Whereas Jean Charest has consistently disregarded the rights of ethnic minorities, undermined accessible education, and advocated the pilfering of our natural resources for unsustainable financial gain – a financial gain which would enrich overseas corporations rather than reinvesting in prosperity of the province – Amir Khadir and Francoise David have shown a relentless and uncompromising dedication to social justice, minority rights, and ecology. Québec solidaire may not yet have a legislative legacy (though their legislative projects are ambitious), but they do have an important legacy of activism uncommon to most politicians.
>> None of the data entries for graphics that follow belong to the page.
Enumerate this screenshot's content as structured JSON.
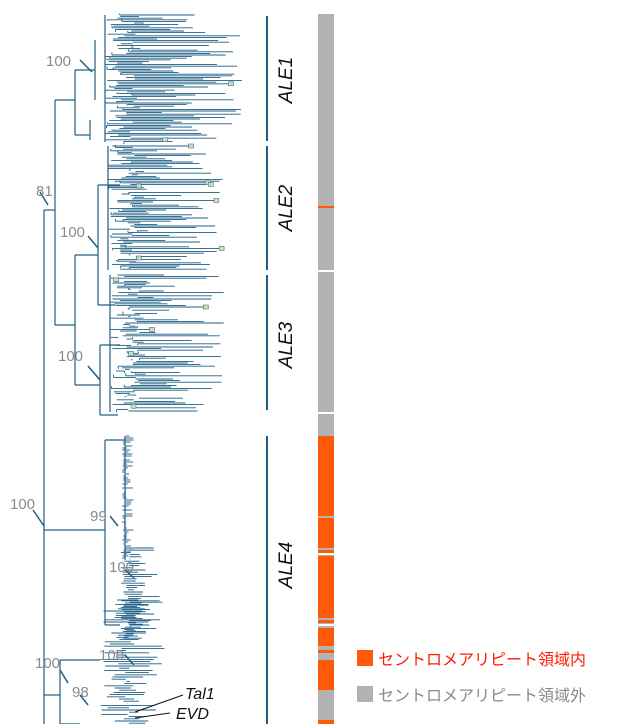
{
  "colors": {
    "branch": "#1f5f86",
    "node": "#9fc1d6",
    "inside": "#ff5a0a",
    "outside": "#b2b2b2",
    "bootstrap": "#8a8a8a"
  },
  "bootstrap_labels": [
    "100",
    "81",
    "100",
    "100",
    "100",
    "99",
    "100",
    "100",
    "100",
    "98"
  ],
  "clades": [
    "ALE1",
    "ALE2",
    "ALE3",
    "ALE4"
  ],
  "tip_labels": [
    "Tal1",
    "EVD"
  ],
  "legend": [
    {
      "label": "セントロメアリピート領域内",
      "color": "#ff5a0a"
    },
    {
      "label": "セントロメアリピート領域外",
      "color": "#b2b2b2"
    }
  ]
}
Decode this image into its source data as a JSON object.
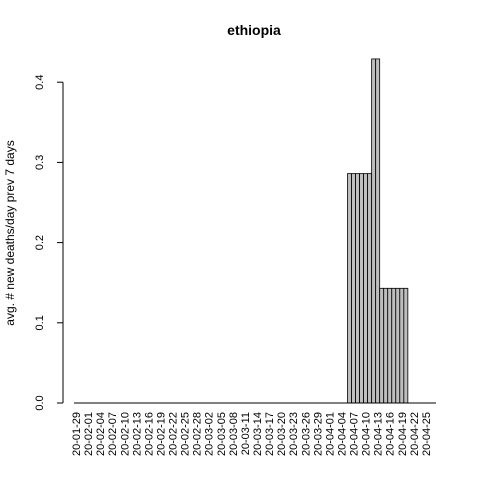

For your vote, the Liberal party promises a balanced budget for Quebec, but one balanced on the backs of the most vulnerable, and which makes no demands from those who stand to gain the most. The PQ attempts to make both the fiscally responsible and the socially progressive argument – and makes both badly.

Québec solidaire, on the other hand, proposes genuinely creative and ambitious solutions. They would provide universal prescription drug insurance, as create a provincial production, research, and development centre for pharmaceuticals to partner it. The project would make drugs more accessible, and save the province over two billion dollars in health costs. Their Plan Vert project – like Charest’s Plan Nord – would create over a hundred thousand jobs. The jobs created by Plan Nord, however, are likely to be (given the nature of mining and extraction) short-term and badly-paid. Instead, Plan Vert is centered on the development of clean energy, the development of electric transportation, and a general reduction in the consumption of energy.

Québec solidaire has begun to write a new blueprint for Quebec – and we’d love to see them build it.